The significant improvement seen in the sleep category of the FPPS is related to the improvement in bladder symptoms which reduce nocturia. The peripheral nerves to the bladder are downregulated33,34 and the bladder is no longer irritated by lying on a hypertonic pelvic floor,35 so patients can avoid urinary frequency and get restful, unbroken sleep. Most of the participants experience dyspareunia: pain during, or after intercourse, due to its high prevalence in endometriosis patients.36,37 The pudendal nerve is considered as the main nerve involved in intercourse38 and the pelvic floor muscles are the main muscles involved in intercourse.39 Therefore, it makes sense that rehabilitating the pudendal nerve and the surrounding pelvic floor musculature with our outpatient multimodal protocol would decrease pain during and after intercourse and improve intercourse function. The category of working captures a patient’s ability to show up to work, which is frequently adversely affected by their pelvic symptoms.40 Lost productivity by absenteeism and presenteeism costs patients $15,737 annually in the United States.41 With our outpatient protocol reducing myofascial nerve compression and peripheral nerve inflammation through serial peripheral nerve blocks and pelvic floor physical therapy,42,43 patients can return to work unbothered by their pain symptoms, improving their productivity.

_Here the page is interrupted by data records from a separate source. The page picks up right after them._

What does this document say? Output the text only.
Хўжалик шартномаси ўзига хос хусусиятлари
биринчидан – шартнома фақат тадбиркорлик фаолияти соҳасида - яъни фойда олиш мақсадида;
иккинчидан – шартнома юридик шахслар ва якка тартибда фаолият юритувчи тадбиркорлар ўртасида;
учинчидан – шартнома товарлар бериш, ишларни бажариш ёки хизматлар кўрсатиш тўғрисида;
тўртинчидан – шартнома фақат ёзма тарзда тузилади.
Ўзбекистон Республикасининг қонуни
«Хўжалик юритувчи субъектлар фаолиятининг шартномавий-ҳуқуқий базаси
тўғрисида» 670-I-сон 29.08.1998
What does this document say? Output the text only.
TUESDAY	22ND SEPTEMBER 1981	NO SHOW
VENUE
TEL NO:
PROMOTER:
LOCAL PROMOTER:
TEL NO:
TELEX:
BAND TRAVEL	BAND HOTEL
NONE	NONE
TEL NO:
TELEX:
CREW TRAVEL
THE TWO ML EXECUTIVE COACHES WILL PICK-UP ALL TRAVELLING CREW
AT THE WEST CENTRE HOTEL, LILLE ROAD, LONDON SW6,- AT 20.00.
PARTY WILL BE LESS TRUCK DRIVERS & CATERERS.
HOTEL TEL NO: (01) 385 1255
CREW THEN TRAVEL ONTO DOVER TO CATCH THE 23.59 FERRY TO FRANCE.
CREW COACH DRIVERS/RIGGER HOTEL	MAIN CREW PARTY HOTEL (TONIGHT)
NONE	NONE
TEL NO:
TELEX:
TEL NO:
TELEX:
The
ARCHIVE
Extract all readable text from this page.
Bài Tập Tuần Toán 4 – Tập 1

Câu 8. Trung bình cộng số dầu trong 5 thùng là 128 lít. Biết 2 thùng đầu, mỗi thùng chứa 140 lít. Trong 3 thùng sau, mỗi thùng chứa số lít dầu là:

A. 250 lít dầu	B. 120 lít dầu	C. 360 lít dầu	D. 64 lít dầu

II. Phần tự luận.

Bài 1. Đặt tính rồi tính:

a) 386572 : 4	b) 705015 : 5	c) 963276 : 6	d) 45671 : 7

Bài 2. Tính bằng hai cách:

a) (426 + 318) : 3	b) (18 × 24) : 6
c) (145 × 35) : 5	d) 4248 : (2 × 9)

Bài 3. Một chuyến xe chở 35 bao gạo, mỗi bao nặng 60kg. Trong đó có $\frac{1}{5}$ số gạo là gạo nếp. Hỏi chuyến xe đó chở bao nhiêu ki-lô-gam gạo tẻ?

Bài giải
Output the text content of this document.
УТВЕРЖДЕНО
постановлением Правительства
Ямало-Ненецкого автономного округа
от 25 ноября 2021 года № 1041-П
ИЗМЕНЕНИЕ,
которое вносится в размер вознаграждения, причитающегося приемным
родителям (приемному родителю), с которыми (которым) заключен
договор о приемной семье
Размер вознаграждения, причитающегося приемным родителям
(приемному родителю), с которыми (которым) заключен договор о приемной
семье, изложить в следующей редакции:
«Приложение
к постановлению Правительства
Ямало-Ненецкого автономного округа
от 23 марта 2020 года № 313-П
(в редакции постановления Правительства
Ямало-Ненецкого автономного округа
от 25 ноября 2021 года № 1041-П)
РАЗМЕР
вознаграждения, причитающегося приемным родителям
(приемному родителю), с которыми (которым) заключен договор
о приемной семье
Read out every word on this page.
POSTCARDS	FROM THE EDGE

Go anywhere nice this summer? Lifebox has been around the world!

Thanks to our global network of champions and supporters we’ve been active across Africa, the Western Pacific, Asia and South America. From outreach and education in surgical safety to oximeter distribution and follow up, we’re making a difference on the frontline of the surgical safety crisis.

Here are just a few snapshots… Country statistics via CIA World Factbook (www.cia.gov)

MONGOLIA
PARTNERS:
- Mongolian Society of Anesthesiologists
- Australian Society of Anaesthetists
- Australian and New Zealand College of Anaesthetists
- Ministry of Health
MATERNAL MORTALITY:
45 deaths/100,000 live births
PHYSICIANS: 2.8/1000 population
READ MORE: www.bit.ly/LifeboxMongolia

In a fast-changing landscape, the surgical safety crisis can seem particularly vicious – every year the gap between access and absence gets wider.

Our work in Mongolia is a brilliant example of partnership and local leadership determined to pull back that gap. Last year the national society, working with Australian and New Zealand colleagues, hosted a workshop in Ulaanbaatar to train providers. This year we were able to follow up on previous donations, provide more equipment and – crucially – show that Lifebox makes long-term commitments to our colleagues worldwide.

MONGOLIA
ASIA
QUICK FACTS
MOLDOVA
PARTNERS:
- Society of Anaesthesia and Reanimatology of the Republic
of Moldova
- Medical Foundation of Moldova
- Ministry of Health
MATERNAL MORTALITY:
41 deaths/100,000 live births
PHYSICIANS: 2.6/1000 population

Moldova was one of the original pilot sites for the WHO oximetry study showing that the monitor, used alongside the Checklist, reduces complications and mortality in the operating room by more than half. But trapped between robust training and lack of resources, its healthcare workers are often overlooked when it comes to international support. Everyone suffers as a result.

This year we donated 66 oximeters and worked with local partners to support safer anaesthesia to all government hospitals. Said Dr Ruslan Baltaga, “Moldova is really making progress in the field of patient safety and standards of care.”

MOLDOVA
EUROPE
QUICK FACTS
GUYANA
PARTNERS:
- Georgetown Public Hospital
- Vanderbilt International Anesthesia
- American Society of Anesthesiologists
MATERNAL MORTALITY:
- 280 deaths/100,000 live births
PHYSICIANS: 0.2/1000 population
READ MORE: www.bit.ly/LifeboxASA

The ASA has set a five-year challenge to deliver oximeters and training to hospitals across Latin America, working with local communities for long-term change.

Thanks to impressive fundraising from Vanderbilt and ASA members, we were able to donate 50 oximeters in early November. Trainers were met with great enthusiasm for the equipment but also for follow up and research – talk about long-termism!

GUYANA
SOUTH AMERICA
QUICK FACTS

To provide better care management of chronic pelvic pain, the awareness of a comprehensive, evidence-based, treatment protocol is crucial.44 This study provides evidence for the efficacy of a comprehensive outpatient treatment protocol used when patients have incomplete resolution of their symptoms with pelvic floor physical therapy alone. Once combined with other treatment modalities such as ultrasound guided trigger point injections, peripheral nerve blocks, and cognitive behavioral therapy (CBT), patients showed significant improvements in both pain and function.

A limitation of this study is the retrospective design which does not allow for randomized control trials. The use of a placebo treatment would infringe the ethics and trust of our patients who are pursuing relief from their long-lasting pain. To gather in-depth insight into the clinical significance and quality-of-life improvements of our patients, a future consideration is to include PROMIS-29 and Female Sexual Function Index questionnaires as part of the outcome measures. Moreover, our follow ups occur 3 months after treatment which implies our outcomes may be short term. A future improvement is to gather data 6 months after treatment also.


Our study demonstrated that endometriosis related Chronic Pelvic Pain improves when the remaining underlying sensitization and myofascial pain seen in Endometriosis patients post-surgical excision are treated. The treatment protocol was effective for women aged 22 to 78 with a diagnosis of CPP and a history of excised endometriosis. This study favors the use of multimodal treatment modalities since patients showed improvements once pelvic floor physical therapy was combined with other treatment modalities.


The authors report no conflicts of interest in this work.